Question

If a splash is heard 4.23second after a stone is dropped into the well 78.4m find the speed of air

Answer 1

Given:

Depth of well (h) = 78.4 m

Time at which splash is heard after dropping stone (t) = 4.23 s

To Find:

Speed of sound in air (v)

Answer:

Let time taken by stone be $\sf t_1$ seconds to strike the water surface of well after being released from a height (h)

$\rm \implies h = \dfrac{1}{2}g t_1 ^{2} \\ \\ \rm \implies t_1 = \sqrt{ \dfrac{2h}{g} }$

Let the sound of splash be heard $\sf t_2$ seconds after the stone strikes the water surface. Then,

$\rm \implies t_2 = \dfrac{h}{v}$

Total time i.e.
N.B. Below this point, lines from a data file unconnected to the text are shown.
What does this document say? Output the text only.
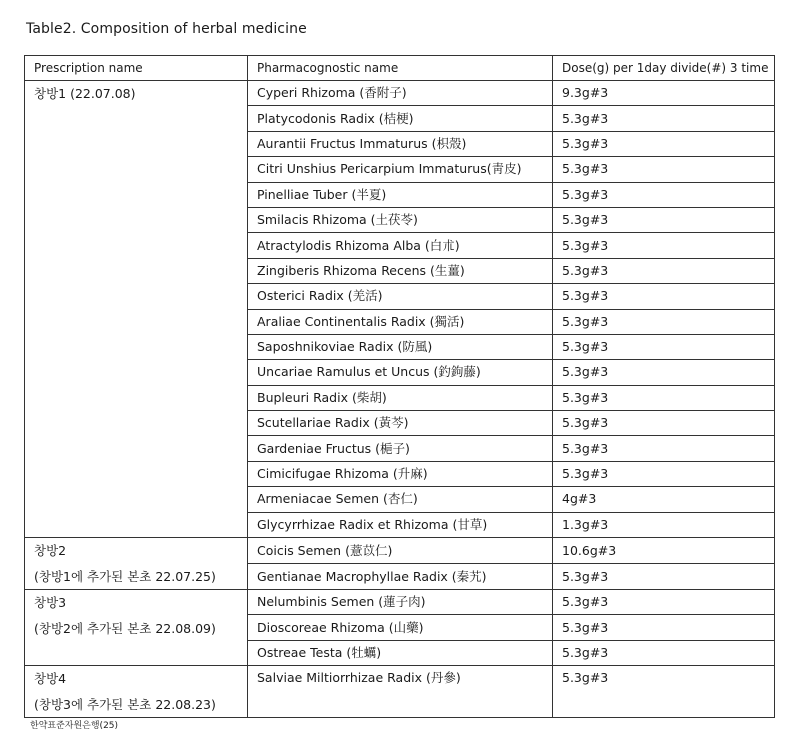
Table2. Composition of herbal medicine
Prescription name	Pharmacognostic name	Dose(g) per 1day divide(#) 3 time

창방1 (22.07.08)	Cyperi Rhizoma (香附子)	9.3g#3
	Platycodonis Radix (桔梗)	5.3g#3
	Aurantii Fructus Immaturus (枳殼)	5.3g#3
	Citri Unshius Pericarpium Immaturus(靑皮)	5.3g#3
	Pinelliae Tuber (半夏)	5.3g#3
	Smilacis Rhizoma (土茯苓)	5.3g#3
	Atractylodis Rhizoma Alba (白朮)	5.3g#3
	Zingiberis Rhizoma Recens (生薑)	5.3g#3
	Osterici Radix (羌活)	5.3g#3
	Araliae Continentalis Radix (獨活)	5.3g#3
	Saposhnikoviae Radix (防風)	5.3g#3
	Uncariae Ramulus et Uncus (釣鉤藤)	5.3g#3
	Bupleuri Radix (柴胡)	5.3g#3
	Scutellariae Radix (黃芩)	5.3g#3
	Gardeniae Fructus (梔子)	5.3g#3
	Cimicifugae Rhizoma (升麻)	5.3g#3
	Armeniacae Semen (杏仁)	4g#3
	Glycyrrhizae Radix et Rhizoma (甘草)	1.3g#3

창방2
(창방1에 추가된 본초 22.07.25)	Coicis Semen (薏苡仁)	10.6g#3
	Gentianae Macrophyllae Radix (秦艽)	5.3g#3

창방3
(창방2에 추가된 본초 22.08.09)	Nelumbinis Semen (蓮子肉)	5.3g#3
	Dioscoreae Rhizoma (山藥)	5.3g#3
	Ostreae Testa (牡蠣)	5.3g#3

창방4
(창방3에 추가된 본초 22.08.23)	Salviae Miltiorrhizae Radix (丹參)	5.3g#3
한약표준자원은행(25)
Time at which splash is heard after dropping stone;

$\rm t = t_1 + t_2 = 4.23 \ s$

So,

$\rm \leadsto \sqrt{ \dfrac{2h}{g} } + \dfrac{h}{v} = 4.23 \\ \\ \rm \leadsto \sqrt{ \dfrac{2 \times 78.4}{9.8} } + \dfrac{78.4}{v} = 4.23 \\ \\ \rm \leadsto \sqrt{2 \times 8} + \dfrac{78.4}{v} = 4.23 \\ \\ \rm \leadsto \sqrt{16} + \dfrac{78.4}{v} = 4.23 \\ \\ \rm \leadsto 4 + \dfrac{78.4}{v} = 4.23 \\ \\ \rm \leadsto \dfrac{78.4}{v} = 4.23 - 4 \\ \\ \rm \leadsto \dfrac{78.4}{v} = 0.23 \\ \\ \rm \leadsto v = \dfrac{78.4}{0.23} \\ \\ \rm \leadsto v = 340.87 \: m {s}^{ - 1}$

$\therefore$ Speed of sound in air (v) = 340.87 m/s

Answer 2

Answer :

›»› The speed of air is 340.87 m/s.

Given :

• If a splash is heard 4.23 second after a stone is dropped into the well 78.4 m.

To Find :

• The speed of air.

Solution :

Let us assume that, the time taken by stone to hit the water surface is the well is t₁ seconds.

And, let us assume that, the time taken be splash of sound to reach the top of well is t₂ seconds.

Total time taken,

→ t = t₁ + t₂

→ t = 4.23 sec

Now, for downward journey of stone,

• Initial velocity (u) = 0 m/s.
• Acceleration due to gravity (g) = 9.8 m/s².
• Stone is dropped into the well (h) = 78.4 m.
• t = t₁ = ?

From second equation of motion

$\tt{:\implies h = ut + \dfrac{1}{2}g{t}^{2} }$

⠀

$\tt{:\implies 78.4 = 0 + \dfrac{1}{2} \times 9.8 \times {t}_{1}^{2} }$

⠀

$\tt{:\implies 78.4 = 0 + 1 \times 4.9 \times t_{1}^{2} }$

⠀

$\tt{:\implies 78.4 = 0 + 4.9 \times t_{1}^{2} }$

⠀

$\tt{:\implies 78.4 = 0 + 4.9t_{1}^{2} }$

⠀

$\tt{:\implies 78.4 = 4.9t_{1}^{2} }$

⠀

$\tt{:\implies t_{1}^{2} = \dfrac{78.4}{4.9} }$

⠀

$\tt{:\implies t_{1}^{2} = 16}$

⠀

$\tt{:\implies t_{1} = \sqrt{16} }$

⠀

$\bf{:\implies t_{1} = 4}$

⠀

Now,

→ t₁ + t₂ = 4.23

→ 4 + t₂ = 4.23

→ t₂ = 4.23 - 4

→ t₂ = 0.23 sec

⠀

If velocity of sound in air,

$\tt{:\implies Velocity = \dfrac{Height}{Time \: taken}}$

⠀

$\tt{:\implies Velocity = \dfrac{78.4}{0.23}}$

⠀

$:\implies \red{\boxed{ \blue{\textsf{\textbf{Velocity = 340.87 m/s}} }}}$

⠀

Hence, the speed of air is 340.87 m/s.